Fraud examiners are always working to persuade management to search for internal fraud and adopt wise prevention controls. However, anti-fraud professionals can only give their best counsel and then work hard for a good outcome. Here are a fraud examiner’s early successes in a case and later frustrating management decisions. Regardless, he’s not daunted.

Sometimes, it seems like we’re making meaningful progress in our fraud examinations and fraud prevention, and then we encounter barriers. The efficacious resolution of a case is the end goal, but as risk managers tasked with reducing losses throughout organizations, we’re often embarking on long journeys with early successes and frustrating dénouements.

Some years back, before I was an independent consultant, I accepted an exciting opportunity to build an in-house risk management and asset protection program for a fast-casual restaurant chain (we’ll call it Bountiful Abundance) with an aggressive growth plan. The company already had hundreds of locations across multiple states. As a team of one, I began meeting with key stakeholders and visiting restaurants to determine the control systems they had in place to prevent fraud, which was just one of my many responsibilities.

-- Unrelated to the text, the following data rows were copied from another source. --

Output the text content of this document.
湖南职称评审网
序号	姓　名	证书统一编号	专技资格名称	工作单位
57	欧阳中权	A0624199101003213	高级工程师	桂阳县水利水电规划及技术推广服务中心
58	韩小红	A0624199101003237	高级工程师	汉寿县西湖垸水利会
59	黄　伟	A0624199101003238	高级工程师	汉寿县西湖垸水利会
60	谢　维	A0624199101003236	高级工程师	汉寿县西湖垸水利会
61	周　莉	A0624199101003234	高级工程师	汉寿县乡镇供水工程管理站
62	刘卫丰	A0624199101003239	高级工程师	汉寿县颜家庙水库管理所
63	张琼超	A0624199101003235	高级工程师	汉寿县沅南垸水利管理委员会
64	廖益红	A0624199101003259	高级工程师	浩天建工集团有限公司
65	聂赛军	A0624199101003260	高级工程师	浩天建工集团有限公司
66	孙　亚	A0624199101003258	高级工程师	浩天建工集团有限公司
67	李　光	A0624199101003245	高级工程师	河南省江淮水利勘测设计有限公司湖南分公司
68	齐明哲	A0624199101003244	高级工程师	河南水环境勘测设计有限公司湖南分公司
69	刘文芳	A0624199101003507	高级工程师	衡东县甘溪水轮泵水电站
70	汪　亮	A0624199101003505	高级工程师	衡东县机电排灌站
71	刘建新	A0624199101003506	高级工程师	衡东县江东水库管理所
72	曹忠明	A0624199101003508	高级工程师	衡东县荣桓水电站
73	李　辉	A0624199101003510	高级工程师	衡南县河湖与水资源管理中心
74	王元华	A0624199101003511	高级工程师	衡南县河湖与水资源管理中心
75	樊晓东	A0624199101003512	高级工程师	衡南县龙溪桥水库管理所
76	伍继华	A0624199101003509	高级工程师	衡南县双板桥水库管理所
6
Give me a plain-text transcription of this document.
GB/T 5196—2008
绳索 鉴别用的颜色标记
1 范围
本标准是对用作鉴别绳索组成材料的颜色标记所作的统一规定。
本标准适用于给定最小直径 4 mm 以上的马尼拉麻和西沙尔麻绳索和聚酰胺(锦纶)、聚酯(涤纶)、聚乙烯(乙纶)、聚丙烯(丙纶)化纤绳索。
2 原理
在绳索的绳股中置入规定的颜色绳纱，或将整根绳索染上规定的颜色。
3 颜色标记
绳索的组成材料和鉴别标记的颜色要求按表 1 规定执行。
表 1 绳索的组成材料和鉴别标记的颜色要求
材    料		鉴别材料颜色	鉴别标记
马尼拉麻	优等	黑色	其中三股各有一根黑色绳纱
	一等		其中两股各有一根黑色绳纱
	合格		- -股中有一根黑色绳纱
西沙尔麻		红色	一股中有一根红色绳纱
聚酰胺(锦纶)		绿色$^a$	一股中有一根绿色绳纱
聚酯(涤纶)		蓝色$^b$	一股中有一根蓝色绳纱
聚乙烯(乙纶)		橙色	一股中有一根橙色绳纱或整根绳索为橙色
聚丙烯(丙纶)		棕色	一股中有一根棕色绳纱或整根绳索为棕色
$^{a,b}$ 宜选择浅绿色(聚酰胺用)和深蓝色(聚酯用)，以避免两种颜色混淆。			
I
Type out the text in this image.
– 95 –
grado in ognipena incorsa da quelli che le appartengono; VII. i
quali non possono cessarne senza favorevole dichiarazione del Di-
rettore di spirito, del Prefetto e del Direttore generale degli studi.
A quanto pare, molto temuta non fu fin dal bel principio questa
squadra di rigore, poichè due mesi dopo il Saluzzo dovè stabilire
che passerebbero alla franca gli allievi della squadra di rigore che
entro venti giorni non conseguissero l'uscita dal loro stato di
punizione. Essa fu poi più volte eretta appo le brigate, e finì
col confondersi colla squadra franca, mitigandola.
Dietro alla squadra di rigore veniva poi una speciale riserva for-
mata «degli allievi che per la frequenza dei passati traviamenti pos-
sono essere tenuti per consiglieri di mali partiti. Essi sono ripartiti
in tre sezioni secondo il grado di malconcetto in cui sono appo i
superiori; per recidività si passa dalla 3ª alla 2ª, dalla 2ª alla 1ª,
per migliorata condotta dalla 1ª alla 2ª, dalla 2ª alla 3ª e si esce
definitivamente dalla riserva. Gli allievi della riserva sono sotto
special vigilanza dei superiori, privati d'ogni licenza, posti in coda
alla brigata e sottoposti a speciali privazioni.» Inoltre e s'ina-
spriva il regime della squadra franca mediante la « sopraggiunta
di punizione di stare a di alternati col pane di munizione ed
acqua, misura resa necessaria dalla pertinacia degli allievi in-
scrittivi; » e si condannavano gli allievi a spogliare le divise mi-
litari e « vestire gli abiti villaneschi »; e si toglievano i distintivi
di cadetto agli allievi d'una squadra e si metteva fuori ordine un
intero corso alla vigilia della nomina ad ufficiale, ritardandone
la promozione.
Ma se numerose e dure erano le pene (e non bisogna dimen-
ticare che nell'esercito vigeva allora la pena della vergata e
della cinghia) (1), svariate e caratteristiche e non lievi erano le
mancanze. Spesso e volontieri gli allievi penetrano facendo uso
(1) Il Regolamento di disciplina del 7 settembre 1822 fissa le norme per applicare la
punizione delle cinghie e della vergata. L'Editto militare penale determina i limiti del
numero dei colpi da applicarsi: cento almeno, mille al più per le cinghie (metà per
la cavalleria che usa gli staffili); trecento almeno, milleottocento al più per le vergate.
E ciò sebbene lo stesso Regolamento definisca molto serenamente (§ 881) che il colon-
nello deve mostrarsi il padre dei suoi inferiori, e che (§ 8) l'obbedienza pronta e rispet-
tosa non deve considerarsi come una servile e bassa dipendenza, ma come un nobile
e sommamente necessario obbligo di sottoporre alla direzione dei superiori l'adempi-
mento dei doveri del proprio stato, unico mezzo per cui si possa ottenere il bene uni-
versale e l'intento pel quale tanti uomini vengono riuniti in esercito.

In the hospitality business, comparative sales are perhaps the key metric to measure success. Also referred to as “same store sales,” this metric compares sales in a given period to that same period the year before, which shows whether revenues are growing or declining. Restaurants give managers various tools to manage the “guest experience,” including voids, comps and discounts (VCD). These tools can promote guest satisfaction — such as comping an entrée for a guest whose meal came out late — but employees can abuse them so they become embezzlement vehicles.

As I toured Bountiful Abundance restaurants, and discussed controls and brand standards with the operators, I determined that conditions probably were allowing fraud that could be widespread.